ALIFE2 Trial (2023, The Lancet)
Maior estudo já feito: 326 mulheres com abortos de repetição e trombofilia hereditária foram randomizadas para HBPM ou cuidados habituais.
➡ Resultado: a taxa de nascidos vivos foi praticamente idêntica nos dois grupos (72% vs 71%).
➡ Conclusão: não se deve usar heparina para tratar perdas recorrentes em mulheres com trombofilia hereditária, nem rastrear trombofilias rotineiramente.
A exceção: a Síndrome do Anticorpo Antifosfolípide (SAF)
Aqui está o ponto mais importante: a SAF é diferente das trombofilias hereditárias.

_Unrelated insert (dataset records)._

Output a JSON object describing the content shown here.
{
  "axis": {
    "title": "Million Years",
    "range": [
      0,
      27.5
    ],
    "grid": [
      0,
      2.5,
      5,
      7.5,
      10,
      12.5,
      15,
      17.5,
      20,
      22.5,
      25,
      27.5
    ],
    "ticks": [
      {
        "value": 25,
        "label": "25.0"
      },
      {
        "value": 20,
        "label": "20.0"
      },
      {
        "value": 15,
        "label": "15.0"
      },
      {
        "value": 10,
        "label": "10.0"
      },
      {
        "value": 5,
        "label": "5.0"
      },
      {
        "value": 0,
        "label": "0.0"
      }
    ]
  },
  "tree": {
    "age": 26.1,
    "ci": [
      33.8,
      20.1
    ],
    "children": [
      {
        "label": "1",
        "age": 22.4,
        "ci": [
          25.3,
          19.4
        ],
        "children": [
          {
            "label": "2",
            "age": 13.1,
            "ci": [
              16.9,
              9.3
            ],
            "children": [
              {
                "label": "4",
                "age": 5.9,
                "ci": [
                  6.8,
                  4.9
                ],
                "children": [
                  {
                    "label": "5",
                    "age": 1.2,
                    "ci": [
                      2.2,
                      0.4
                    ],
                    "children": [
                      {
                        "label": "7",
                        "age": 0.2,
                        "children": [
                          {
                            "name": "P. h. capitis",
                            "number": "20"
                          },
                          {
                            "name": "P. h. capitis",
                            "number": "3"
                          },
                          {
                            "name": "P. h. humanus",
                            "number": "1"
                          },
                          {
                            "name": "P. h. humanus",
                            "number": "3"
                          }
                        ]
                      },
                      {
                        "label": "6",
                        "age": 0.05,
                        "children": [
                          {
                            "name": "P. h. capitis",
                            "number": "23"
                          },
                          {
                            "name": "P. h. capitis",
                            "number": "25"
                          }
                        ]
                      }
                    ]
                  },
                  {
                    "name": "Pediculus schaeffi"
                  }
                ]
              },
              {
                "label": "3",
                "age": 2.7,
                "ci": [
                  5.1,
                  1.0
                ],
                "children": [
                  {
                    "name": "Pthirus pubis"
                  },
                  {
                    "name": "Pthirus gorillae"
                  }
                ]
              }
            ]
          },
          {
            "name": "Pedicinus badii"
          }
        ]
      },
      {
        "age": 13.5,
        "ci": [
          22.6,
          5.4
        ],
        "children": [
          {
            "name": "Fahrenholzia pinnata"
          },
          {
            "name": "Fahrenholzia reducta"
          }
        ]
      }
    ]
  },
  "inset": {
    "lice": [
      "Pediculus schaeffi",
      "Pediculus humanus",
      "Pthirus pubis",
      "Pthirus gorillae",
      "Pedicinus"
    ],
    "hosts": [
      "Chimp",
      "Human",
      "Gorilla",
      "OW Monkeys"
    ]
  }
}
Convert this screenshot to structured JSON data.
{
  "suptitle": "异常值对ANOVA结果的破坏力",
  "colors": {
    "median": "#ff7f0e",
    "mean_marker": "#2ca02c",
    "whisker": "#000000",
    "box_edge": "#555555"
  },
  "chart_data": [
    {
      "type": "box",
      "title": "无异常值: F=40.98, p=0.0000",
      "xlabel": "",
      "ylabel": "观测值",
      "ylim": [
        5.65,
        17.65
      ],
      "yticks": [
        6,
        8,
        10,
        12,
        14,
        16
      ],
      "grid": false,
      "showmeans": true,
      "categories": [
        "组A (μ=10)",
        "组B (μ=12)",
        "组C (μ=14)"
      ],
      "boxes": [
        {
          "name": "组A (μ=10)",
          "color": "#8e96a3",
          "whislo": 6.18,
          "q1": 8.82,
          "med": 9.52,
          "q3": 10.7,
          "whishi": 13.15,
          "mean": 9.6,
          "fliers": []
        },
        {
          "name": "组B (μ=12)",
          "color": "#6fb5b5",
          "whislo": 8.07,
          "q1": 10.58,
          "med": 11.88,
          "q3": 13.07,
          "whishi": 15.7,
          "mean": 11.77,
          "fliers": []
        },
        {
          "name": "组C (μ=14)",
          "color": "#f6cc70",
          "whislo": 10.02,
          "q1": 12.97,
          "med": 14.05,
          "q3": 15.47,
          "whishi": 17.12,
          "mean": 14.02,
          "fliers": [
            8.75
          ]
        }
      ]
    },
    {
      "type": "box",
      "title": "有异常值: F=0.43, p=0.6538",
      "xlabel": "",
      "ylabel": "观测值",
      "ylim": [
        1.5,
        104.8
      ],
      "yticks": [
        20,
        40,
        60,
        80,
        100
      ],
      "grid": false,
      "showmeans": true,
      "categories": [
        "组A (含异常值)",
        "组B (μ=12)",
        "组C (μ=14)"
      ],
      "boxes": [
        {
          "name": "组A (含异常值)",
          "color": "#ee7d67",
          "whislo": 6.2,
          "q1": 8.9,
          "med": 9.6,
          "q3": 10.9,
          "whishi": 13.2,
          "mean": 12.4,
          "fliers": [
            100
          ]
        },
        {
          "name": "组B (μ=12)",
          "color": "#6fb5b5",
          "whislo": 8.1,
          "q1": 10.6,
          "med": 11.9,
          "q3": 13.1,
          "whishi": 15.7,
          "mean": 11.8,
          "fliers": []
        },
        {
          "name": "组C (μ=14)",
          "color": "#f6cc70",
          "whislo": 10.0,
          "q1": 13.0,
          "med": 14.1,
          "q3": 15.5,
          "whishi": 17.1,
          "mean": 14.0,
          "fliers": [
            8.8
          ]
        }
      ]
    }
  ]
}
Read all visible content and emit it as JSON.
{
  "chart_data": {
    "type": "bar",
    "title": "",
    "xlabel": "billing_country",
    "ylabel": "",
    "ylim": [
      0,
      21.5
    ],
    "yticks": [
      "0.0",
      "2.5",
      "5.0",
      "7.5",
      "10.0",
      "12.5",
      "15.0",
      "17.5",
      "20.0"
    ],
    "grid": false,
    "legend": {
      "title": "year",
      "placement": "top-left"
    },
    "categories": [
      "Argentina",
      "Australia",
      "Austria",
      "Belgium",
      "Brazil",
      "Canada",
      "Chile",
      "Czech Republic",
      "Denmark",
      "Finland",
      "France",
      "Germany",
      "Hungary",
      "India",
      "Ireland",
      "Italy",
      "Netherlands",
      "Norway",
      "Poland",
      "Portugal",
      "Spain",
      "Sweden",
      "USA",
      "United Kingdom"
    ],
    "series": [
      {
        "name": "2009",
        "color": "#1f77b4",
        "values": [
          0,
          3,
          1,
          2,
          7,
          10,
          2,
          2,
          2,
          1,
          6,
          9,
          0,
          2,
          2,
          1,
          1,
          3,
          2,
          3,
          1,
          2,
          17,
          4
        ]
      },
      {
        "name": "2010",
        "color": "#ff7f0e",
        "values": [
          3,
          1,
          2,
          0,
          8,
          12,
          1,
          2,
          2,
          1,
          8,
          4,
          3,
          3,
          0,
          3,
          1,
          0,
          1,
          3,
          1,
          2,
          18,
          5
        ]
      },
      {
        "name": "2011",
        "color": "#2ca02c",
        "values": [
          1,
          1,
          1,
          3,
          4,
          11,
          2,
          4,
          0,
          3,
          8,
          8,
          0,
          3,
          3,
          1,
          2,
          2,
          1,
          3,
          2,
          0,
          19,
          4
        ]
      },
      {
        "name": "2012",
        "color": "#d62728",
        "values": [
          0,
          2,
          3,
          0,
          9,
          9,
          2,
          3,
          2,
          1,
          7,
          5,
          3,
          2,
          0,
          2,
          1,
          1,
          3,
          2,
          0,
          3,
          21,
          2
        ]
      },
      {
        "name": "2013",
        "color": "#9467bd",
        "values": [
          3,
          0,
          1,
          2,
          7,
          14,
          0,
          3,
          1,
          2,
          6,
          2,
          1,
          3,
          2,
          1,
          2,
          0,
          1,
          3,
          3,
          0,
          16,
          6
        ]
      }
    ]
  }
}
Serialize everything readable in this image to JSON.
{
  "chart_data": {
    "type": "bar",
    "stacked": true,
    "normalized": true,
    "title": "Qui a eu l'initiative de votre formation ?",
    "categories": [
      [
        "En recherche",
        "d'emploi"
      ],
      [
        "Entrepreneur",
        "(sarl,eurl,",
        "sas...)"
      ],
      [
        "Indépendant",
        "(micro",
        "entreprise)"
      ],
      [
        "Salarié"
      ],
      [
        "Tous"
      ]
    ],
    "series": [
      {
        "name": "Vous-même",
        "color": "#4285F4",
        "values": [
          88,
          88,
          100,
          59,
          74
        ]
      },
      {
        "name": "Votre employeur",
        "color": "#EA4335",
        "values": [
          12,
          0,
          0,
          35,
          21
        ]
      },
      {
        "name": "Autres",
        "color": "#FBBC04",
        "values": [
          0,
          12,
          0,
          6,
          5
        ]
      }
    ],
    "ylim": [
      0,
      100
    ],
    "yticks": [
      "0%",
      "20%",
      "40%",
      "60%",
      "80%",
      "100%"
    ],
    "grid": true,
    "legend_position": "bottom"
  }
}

Trata-se de uma doença autoimune adquirida, na qual anticorpos (anticardiolipina, anti-β2 glicoproteína I, anticoagulante lúpico) atacam proteínas ligadas a fosfolipídios.
Isso causa:
- Maior risco de trombose (venosa ou arterial).
Complicações obstétricas, incluindo abortos recorrentes, perdas no segundo/terceiro trimestre, restrição de crescimento fetal e pré-eclâmpsia grave.

Diagnóstico
É feito pela combinação de critérios clínicos (abortamentos recorrentes, perdas após 10 semanas, parto prematuro por insuficiência placentária, trombose) e critérios laboratoriais (anticorpos persistentes em duas dosagens, com pelo menos 12 semanas de intervalo).
Tratamento
Aqui, sim, existe evidência:
- Aspirina em baixa dose antes da concepção.
- Heparina de baixo peso molecular a partir do teste positivo.
Essa combinação aumenta significativamente as taxas de nascidos vivos em mulheres com SAF e RPL, sendo a recomendação de sociedades como ESHRE e ACOG.
Ou seja: enquanto a trombofilia hereditária não se beneficia de anticoagulação preventiva, na SAF o tratamento muda a história da gestação.
O que dizem as diretrizes (ESHRE 2022)
- Não recomendar rastreamento rotineiro para trombofilias hereditárias em casos de aborto de repetição.
- Recomendar investigação para SAF após duas perdas.
- Heparina + aspirina apenas para SAF comprovada.
- Não usar heparina/aspirina em RPL inexplicado.
O que isso significa para quem passa por infertilidade ou perdas
É compreensível querer fazer todos os exames possíveis — especialmente quando não há uma causa aparente.
Mas os dados mostram que:
- Na maioria das mulheres, trombofilias hereditárias não explicam os abortos.
- Anticoagulação empírica não aumenta as chances de sucesso e pode trazer riscos.
- A SAF é a grande exceção, e precisa ser investigada e tratada adequadamente.
Um olhar humano
Se você passou por abortamentos, é natural buscar uma explicação concreta.
Mas a medicina baseada em evidências mostra outra realidade:
- Não é culpa sua.
- Não é porque você não usou heparina ou aspirina que a gestação não evoluiu.
- E mesmo sem tratamento específico, a maioria das mulheres com perdas recorrentes consegue ter um bebê no futuro.
O papel da ciência é separar o que faz sentido do que realmente funciona.
Conclusão
- Heparina/aspirina não ajudam em trombofilias hereditárias.
- Heparina/aspirina salvam gestações em SAF.
- RPL deve ser acompanhado com investigação criteriosa e acolhimento, evitando intervenções sem benefício comprovado.